Perhaps the last thing that anyone expects as they reach middle-age is their parents splitting up. The shock and trauma are equally significant as what actual children experience. Adult offspring feeling the loss and reeling from the shock can experience negative feelings ranging from irritability to grief. In an almost childlike manner, some may deny that the end of their parent’s marriage is a reality.
The anxiety felt by adult children
The most peaceful and cooperative marital dissolution creates anxiety that affects an adult child’s state of mind and impacts relationships they have with fellow family members and even coworkers. They may not be comforted by the oft-used scenario of it being better that it happened later in life as opposed to childhood. For many, those words do little to soothe the stress.
Offspring getting caught in the middle of two parents divorcing is not exclusive to young children. In many cases, a bad situation becomes worse when one parent starts complaining about the other or wants to keep tabs on the ex-spouse. They may request a blow-by-blow account of anything said about them, putting the adult child in an uncomfortable situation.

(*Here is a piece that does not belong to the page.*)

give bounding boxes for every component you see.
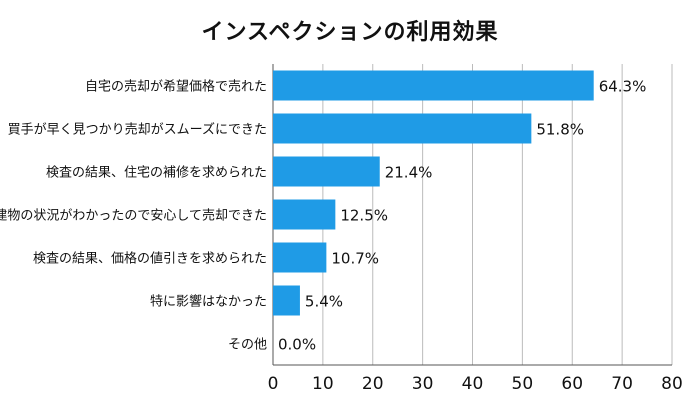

Refusal can strain the relationship. For an adult child already dealing with their own issues, divorce neutrality risks alienating one parent. Additionally, adult siblings may take sides, refusing to go to family functions and holiday gatherings because their mother or father might be there. That stance punishes not only adult children but also grandchildren who are already questioning why they don’t see grandma and grandpa together anymore.
Divorce can be complex and emotionally charged. Getting through it at any age presents significant legal challenges, not to mention overcoming the family rancor often inherent in the process.